Process

User Testing with People with Disabilities: A Practical Guide

By EZUD Published · Updated

User Testing with People with Disabilities: A Practical Guide

Automated tools and expert audits are necessary but insufficient. The most reliable way to understand whether a product works for people with disabilities is to test it with them. Usability testing with disabled participants reveals barriers that no scanner can detect: confusing screen reader announcements, disorienting focus management, cognitive overload from complex workflows, and interaction patterns that conflict with assistive technology strategies.

Why This Testing Matters

Deque’s research consistently shows that automated tools catch only 30-40% of accessibility issues. The remaining 60-70% require human judgment. Expert auditors catch many of these, but they evaluate against standards, not lived experience. A person who uses a screen reader eight hours a day navigates differently from an auditor running NVDA for a testing session. Their strategies, expectations, and frustrations are qualitatively different and deeply informative.

Recruiting Participants

Recruitment is the most common barrier teams cite. Several approaches work:

  • Disability organizations and advocacy groups. Organizations like the National Federation of the Blind, the Hearing Loss Association of America, and local independent living centers can connect you with potential participants.
  • Accessibility-focused recruitment panels. Companies like Fable and AccessWorks (operated by Knowbility) maintain panels of people with disabilities who are experienced in usability testing.
  • University disability services offices. Students with disabilities are often willing to participate in usability studies.
  • Internal employees with disabilities. If your organization has employee resource groups for people with disabilities, they may be interested in contributing.

Compensation

Pay participants fairly. Disabled people’s time and expertise are not free. Pay at least the same rate you would pay any usability test participant, and consider a higher rate given the specialized knowledge they provide. Common rates range from $75 to $200 per session depending on length and complexity.

Representation

Aim for diversity within your participant group. Disability is not monolithic. Include people who:

  • Use screen readers (JAWS, NVDA, VoiceOver, TalkBack)
  • Use screen magnification or zoom
  • Navigate by keyboard only
  • Use switch access or alternative input devices
  • Use voice control (Dragon, Voice Control on macOS)
  • Have cognitive or learning disabilities
  • Are deaf or hard of hearing

A study with five to eight participants across different disability types and assistive technologies typically surfaces the most significant barriers.

Planning the Sessions

Environment

  • Remote testing is often preferred. It allows participants to use their own equipment, configured with their own assistive technology settings. Tools like Zoom with screen sharing and recording work well.
  • In-person testing requires verifying physical accessibility of the testing space: ramp access, accessible restrooms, appropriate lighting, and quiet conditions.
  • Ask participants in advance about any accommodations they need.

Tasks

Design tasks that mirror real usage scenarios. Avoid overly prescriptive instructions that bypass the navigation challenges you want to observe. For example, “Find and purchase a blue widget” is more natural than “Click the Products menu, then click Widgets, then click Blue Widget.”

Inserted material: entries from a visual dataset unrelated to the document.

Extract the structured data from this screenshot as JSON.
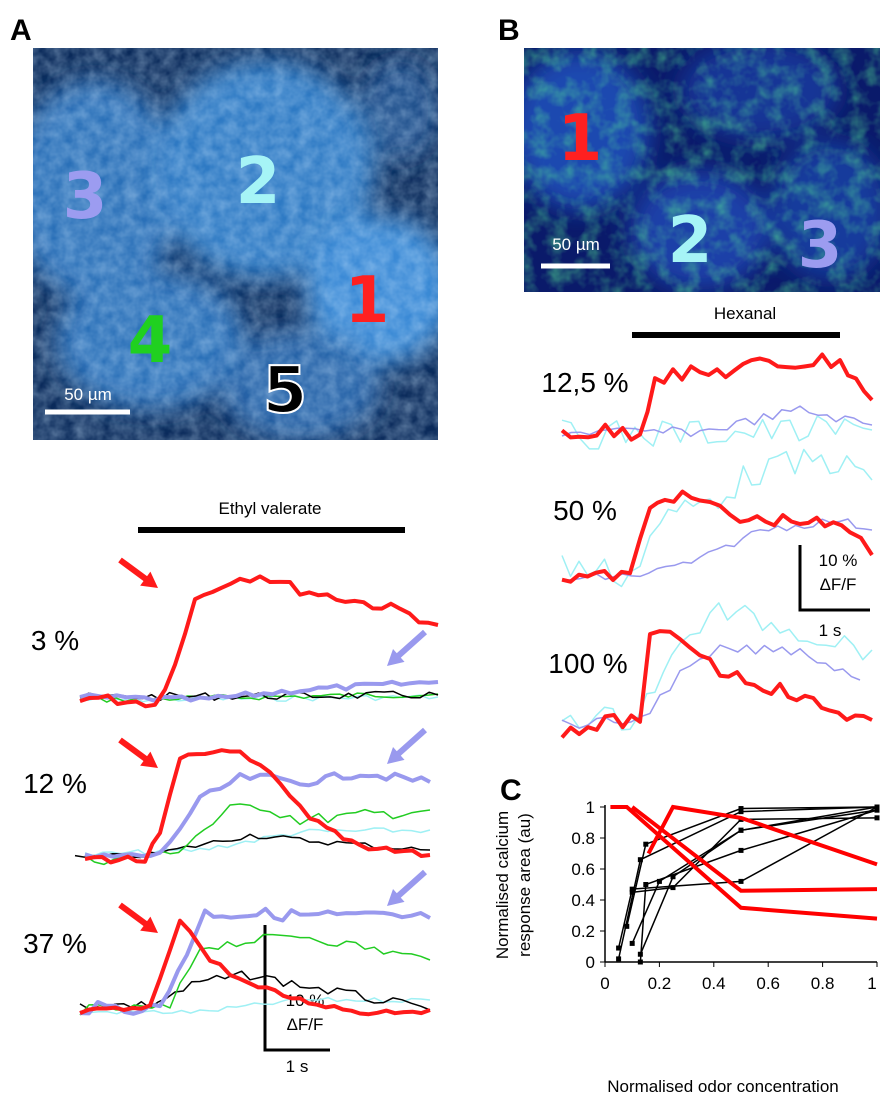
{
  "panel_a": {
    "label": "A",
    "cells": [
      "3",
      "2",
      "1",
      "4",
      "5"
    ],
    "scale_bar": "50 µm",
    "stimulus": "Ethyl valerate",
    "concentrations": [
      "3 %",
      "12 %",
      "37 %"
    ],
    "scale_y": "10 %",
    "scale_y_unit": "ΔF/F",
    "scale_x": "1 s"
  },
  "panel_b": {
    "label": "B",
    "cells": [
      "1",
      "2",
      "3"
    ],
    "scale_bar": "50 µm",
    "stimulus": "Hexanal",
    "concentrations": [
      "12,5 %",
      "50 %",
      "100 %"
    ],
    "scale_y": "10 %",
    "scale_y_unit": "ΔF/F",
    "scale_x": "1 s"
  },
  "chart_data": {
    "type": "line",
    "panel_label": "C",
    "x_label": "Normalised odor concentration",
    "y_label": [
      "Normalised calcium",
      "response area (au)"
    ],
    "xlim": [
      0,
      1
    ],
    "ylim": [
      0,
      1
    ],
    "xticks": [
      0,
      0.2,
      0.4,
      0.6,
      0.8,
      1
    ],
    "yticks": [
      0,
      0.2,
      0.4,
      0.6,
      0.8,
      1
    ],
    "series": [
      {
        "color": "#000000",
        "x": [
          0.05,
          0.1,
          0.5,
          1
        ],
        "values": [
          0.09,
          0.47,
          0.52,
          1
        ]
      },
      {
        "color": "#000000",
        "x": [
          0.05,
          0.13,
          0.5,
          1
        ],
        "values": [
          0.02,
          0.66,
          0.97,
          1
        ]
      },
      {
        "color": "#000000",
        "x": [
          0.08,
          0.15,
          0.5,
          1
        ],
        "values": [
          0.23,
          0.76,
          0.99,
          1
        ]
      },
      {
        "color": "#000000",
        "x": [
          0.1,
          0.2,
          0.5,
          1
        ],
        "values": [
          0.12,
          0.52,
          0.85,
          1
        ]
      },
      {
        "color": "#000000",
        "x": [
          0.13,
          0.15,
          0.5,
          1
        ],
        "values": [
          0,
          0.5,
          0.72,
          0.98
        ]
      },
      {
        "color": "#000000",
        "x": [
          0.13,
          0.25,
          0.5,
          1
        ],
        "values": [
          0.05,
          0.55,
          0.85,
          0.98
        ]
      },
      {
        "color": "#000000",
        "x": [
          0.1,
          0.25,
          0.5,
          1
        ],
        "values": [
          0.45,
          0.48,
          0.92,
          0.93
        ]
      },
      {
        "color": "#ff0000",
        "x": [
          0.02,
          0.08,
          0.5,
          1
        ],
        "values": [
          1,
          1,
          0.35,
          0.28
        ]
      },
      {
        "color": "#ff0000",
        "x": [
          0.1,
          0.5,
          1
        ],
        "values": [
          1,
          0.46,
          0.47
        ]
      },
      {
        "color": "#ff0000",
        "x": [
          0.16,
          0.25,
          0.5,
          1
        ],
        "values": [
          0.7,
          1,
          0.93,
          0.63
        ]
      }
    ]
  }
}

Keep sessions to 60-90 minutes to avoid fatigue. Some participants may need more breaks or shorter sessions.

Facilitation

  • Use person-first or identity-first language based on the participant’s preference. When in doubt, ask.
  • Do not touch a participant’s assistive technology without permission.
  • If a participant gets stuck, observe before intervening. The struggle itself is data.
  • Record sessions (with consent) for team review. Screen recordings with audio capture assistive technology output.

For more on facilitation in inclusive settings, see inclusive design workshop facilitation and disability etiquette in the workplace.

Analyzing and Reporting Findings

  • Map each observed barrier to the relevant WCAG 2.2 success criterion where applicable.
  • Distinguish between accessibility defects (violates WCAG) and usability issues (technically accessible but practically difficult).
  • Include direct participant quotes (with consent) to make findings concrete for development teams.
  • Prioritize findings by severity: task-blocking issues first, then degraded experience, then minor friction.

Feed findings into your accessibility bug triage process and remediation plan.

Common Pitfalls

  • Testing too late. If the product is nearly shipped, teams resist making changes. Test during design and development when changes are cheaper. This is the shift-left principle in action.
  • Treating it as a one-time event. Accessibility usability testing should recur, especially after major redesigns or new feature launches.
  • Conflating simulation with testing. Wearing a blindfold does not replicate the experience of a blind screen reader user. There is no substitute for testing with actual disabled users. See our article on disability simulation training ethics.

Key Takeaways

  • Automated tools and expert audits cannot replace testing with people who use assistive technology daily.
  • Recruit diverse participants across disability types and compensate them fairly.
  • Remote testing on participants’ own devices and configurations yields the most realistic results.
  • Map findings to WCAG criteria, prioritize by severity, and feed results into remediation plans.
  • Test early, test repeatedly, and never substitute simulation for real user feedback.